"I am just looking," answered the stranger, vacantly. "Oh, well—just to see if I can see anything of benefit that I might carry off."
Then off he went, mozying through the congested aisles, with that vacuous stare about him that is assumed, usually, by a Jehue in a vaudeville show. Eli followed him, very closely, watching very sharply, being suspicious all the time that he might pick up a stray pin and carry it off without just compensation to his close-fisted master.

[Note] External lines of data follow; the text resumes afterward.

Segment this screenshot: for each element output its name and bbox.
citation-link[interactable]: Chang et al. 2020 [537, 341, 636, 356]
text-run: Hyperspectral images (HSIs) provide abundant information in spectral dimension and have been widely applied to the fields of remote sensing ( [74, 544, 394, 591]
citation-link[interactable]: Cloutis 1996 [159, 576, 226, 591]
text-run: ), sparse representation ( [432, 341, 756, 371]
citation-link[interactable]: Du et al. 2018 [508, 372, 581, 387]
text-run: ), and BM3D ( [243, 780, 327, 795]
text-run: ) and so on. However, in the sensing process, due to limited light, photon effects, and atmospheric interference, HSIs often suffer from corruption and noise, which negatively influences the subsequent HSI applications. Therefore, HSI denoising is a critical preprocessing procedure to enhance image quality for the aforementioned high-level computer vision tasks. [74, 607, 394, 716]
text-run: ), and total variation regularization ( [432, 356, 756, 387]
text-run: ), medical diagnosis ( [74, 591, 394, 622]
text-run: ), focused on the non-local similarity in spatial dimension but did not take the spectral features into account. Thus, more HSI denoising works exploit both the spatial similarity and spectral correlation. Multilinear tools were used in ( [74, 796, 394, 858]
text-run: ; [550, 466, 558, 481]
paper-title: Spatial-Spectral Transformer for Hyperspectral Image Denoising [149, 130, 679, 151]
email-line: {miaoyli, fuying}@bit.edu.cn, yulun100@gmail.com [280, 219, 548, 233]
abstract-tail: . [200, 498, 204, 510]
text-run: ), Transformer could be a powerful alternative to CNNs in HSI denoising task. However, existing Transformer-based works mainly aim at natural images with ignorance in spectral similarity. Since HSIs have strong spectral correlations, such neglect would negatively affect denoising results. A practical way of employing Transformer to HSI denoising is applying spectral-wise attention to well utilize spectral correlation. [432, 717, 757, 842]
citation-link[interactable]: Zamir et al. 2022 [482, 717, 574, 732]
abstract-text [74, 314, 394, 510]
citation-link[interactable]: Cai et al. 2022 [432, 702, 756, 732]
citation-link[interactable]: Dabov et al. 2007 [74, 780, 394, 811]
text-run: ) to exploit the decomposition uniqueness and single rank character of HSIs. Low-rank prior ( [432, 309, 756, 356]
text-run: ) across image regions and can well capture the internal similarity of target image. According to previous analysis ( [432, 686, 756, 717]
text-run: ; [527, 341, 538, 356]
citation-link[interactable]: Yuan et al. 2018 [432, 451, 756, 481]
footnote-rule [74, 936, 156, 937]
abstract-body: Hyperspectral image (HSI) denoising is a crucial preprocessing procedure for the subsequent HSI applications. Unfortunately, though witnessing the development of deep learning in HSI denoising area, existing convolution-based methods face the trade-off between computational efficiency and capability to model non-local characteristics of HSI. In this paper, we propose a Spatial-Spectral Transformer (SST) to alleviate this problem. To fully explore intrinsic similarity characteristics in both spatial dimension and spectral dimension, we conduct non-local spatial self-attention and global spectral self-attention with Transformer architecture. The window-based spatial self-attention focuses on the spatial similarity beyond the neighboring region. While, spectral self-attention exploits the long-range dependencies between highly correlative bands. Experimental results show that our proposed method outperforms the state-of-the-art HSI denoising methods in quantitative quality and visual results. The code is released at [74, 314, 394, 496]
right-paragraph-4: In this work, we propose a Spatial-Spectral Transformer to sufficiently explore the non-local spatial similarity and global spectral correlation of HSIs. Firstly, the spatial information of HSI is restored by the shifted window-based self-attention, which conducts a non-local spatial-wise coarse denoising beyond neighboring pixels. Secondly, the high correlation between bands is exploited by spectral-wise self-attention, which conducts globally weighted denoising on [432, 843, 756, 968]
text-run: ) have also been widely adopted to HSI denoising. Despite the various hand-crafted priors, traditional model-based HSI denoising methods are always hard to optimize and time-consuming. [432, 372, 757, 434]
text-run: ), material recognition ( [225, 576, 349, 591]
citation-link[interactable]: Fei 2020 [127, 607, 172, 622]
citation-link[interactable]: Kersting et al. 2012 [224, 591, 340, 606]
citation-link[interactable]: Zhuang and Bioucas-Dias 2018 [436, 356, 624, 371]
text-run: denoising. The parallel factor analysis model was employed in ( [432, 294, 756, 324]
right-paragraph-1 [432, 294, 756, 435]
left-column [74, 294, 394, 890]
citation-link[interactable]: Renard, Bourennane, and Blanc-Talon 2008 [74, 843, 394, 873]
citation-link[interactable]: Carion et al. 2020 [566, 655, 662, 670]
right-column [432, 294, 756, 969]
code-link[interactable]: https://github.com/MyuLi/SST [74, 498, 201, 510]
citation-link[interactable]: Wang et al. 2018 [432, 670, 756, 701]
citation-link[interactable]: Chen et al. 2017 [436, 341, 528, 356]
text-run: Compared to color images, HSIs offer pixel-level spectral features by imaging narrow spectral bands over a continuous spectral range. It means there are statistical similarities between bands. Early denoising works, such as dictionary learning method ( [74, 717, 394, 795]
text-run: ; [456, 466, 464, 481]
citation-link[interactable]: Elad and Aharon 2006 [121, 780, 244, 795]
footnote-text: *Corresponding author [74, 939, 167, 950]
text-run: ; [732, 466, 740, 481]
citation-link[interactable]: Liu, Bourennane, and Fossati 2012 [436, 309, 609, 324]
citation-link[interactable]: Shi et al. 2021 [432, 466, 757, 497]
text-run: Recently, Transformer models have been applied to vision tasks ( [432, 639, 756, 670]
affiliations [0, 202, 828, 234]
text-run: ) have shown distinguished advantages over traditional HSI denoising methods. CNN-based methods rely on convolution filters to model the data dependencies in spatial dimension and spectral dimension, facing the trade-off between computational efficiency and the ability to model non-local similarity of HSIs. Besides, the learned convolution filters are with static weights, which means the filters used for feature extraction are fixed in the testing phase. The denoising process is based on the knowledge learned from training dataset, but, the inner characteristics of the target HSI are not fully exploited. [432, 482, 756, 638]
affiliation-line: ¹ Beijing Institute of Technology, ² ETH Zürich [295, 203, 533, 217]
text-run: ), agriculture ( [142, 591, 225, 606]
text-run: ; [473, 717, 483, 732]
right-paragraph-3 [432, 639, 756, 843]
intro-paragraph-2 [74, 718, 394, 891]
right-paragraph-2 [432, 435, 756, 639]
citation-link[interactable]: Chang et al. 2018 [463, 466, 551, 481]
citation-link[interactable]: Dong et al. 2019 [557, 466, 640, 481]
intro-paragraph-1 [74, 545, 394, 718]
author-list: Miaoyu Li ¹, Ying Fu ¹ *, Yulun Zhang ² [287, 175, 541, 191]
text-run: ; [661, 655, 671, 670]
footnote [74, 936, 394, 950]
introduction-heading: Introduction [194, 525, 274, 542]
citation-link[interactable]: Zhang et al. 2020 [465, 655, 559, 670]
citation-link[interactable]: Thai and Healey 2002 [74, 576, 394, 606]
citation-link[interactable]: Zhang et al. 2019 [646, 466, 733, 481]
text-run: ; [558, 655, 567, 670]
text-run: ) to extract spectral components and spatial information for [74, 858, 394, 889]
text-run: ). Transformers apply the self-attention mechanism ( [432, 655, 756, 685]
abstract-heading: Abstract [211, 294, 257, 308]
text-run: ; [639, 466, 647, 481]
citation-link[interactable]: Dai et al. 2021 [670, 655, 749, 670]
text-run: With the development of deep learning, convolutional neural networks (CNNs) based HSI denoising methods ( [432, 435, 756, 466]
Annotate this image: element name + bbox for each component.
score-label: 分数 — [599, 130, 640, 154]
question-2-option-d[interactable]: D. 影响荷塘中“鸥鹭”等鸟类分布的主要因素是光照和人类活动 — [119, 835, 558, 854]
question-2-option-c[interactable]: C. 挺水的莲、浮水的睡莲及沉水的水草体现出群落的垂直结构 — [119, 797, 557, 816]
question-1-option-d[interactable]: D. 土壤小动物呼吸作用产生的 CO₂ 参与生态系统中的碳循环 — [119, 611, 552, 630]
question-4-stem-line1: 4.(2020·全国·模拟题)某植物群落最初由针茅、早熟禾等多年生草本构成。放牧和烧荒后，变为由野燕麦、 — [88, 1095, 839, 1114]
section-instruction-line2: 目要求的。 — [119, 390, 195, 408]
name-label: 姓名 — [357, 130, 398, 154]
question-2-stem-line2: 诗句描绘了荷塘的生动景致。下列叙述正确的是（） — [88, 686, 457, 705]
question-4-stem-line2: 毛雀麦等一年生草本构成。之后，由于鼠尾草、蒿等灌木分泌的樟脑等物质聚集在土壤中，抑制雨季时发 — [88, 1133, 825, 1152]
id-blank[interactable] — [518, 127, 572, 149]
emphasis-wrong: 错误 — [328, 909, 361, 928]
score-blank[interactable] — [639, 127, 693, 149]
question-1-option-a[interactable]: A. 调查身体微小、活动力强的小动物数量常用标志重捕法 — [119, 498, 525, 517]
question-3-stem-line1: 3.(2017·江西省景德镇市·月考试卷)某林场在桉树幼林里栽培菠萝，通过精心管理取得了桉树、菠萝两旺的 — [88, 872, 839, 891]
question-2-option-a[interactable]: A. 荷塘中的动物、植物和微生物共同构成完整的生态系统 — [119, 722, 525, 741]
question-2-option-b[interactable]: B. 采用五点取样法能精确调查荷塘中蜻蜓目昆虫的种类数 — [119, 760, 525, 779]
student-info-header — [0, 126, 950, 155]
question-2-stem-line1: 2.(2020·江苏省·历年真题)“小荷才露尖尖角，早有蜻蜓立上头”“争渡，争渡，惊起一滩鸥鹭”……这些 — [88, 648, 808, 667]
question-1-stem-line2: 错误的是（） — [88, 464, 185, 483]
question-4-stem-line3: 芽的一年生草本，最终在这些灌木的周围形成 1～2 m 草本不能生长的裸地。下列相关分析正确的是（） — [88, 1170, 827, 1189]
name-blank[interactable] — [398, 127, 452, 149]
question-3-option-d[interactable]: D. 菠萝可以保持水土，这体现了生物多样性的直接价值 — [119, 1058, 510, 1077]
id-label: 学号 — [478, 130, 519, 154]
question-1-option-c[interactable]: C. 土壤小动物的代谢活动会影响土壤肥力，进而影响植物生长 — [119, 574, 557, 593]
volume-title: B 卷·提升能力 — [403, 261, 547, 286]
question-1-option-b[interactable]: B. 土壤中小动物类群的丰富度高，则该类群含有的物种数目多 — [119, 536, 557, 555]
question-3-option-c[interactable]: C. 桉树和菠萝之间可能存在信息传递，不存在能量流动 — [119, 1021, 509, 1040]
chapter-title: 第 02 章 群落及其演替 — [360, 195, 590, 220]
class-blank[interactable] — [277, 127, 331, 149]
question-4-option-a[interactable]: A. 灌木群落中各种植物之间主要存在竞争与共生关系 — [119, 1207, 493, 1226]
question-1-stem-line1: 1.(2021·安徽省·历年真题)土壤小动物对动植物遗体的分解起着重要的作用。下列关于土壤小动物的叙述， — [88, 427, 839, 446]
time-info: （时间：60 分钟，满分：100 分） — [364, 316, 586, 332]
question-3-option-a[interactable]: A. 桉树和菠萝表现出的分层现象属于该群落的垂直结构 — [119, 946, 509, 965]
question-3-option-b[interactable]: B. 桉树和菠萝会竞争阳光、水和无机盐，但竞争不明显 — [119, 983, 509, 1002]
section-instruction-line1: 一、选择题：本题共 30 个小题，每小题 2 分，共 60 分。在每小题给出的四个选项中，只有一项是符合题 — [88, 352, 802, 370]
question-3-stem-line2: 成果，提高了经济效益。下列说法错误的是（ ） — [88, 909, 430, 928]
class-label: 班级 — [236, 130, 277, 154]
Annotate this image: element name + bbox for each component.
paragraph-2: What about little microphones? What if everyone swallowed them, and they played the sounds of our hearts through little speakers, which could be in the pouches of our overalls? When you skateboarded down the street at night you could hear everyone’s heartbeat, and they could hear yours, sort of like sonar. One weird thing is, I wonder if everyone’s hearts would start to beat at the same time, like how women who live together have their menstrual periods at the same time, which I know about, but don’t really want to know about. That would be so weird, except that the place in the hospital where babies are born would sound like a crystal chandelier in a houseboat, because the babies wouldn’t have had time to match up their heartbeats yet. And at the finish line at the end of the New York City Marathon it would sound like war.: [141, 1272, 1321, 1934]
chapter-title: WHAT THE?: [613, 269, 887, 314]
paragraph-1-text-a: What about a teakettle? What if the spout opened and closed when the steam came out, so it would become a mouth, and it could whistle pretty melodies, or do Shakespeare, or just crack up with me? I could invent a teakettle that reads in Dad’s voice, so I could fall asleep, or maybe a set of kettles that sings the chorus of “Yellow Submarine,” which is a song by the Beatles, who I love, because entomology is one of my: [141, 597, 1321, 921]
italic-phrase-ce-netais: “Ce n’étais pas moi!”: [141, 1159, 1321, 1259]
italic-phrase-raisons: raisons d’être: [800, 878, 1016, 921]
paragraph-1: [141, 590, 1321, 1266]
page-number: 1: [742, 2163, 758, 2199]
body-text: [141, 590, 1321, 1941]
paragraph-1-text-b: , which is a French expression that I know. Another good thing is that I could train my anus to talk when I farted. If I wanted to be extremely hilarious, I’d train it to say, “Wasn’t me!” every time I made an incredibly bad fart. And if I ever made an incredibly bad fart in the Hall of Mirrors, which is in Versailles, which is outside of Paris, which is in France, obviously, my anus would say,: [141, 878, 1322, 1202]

The stranger strayed on, in and out, in and out, among the junkage, till he came at last to the cubby-hole, eyed through at that moment by old Peter.
Arriving at the entrance of Peter's sanctuary, the stranger stopped, looked about him listlessly, and took hold of the latch of the door, pressed his thumb slowly upon it, opened it, and walked within, without invitation, or concern as to who might be the occupant therein—bear or man.
"Good morning," said Peter, eyeing him suspiciously. "What do you want?"
"Well, sir," answered the stranger, "I just stepped in a moment to see if you could supply me with a kit of tools."
"This is my office, sir; my office," said Peter, cross as a she-bear. "Why didn't you ask my clerk, sir; my clerk?"—now rubbing his hands briskly and leering at the stranger. "He will supply your wants, maybe, sir, if he has what you want."
"I always deal with the proprietor of an establishment," remarked the stranger, seating himself. "No harm in that, I reckon, sir?"
"None," returned Peter, with a growl. "None, sir."
"Then, do you have a kit of burglar tools?" asked the stranger, with a suavity of an oily-tongued vender of patent medicine.
Peter looked him over again more critically, eyed him more suspiciously, growled out an unintelligible word or two, and sat down himself in a corner, but in such a position that he still could keep one eye on his loophole of observance.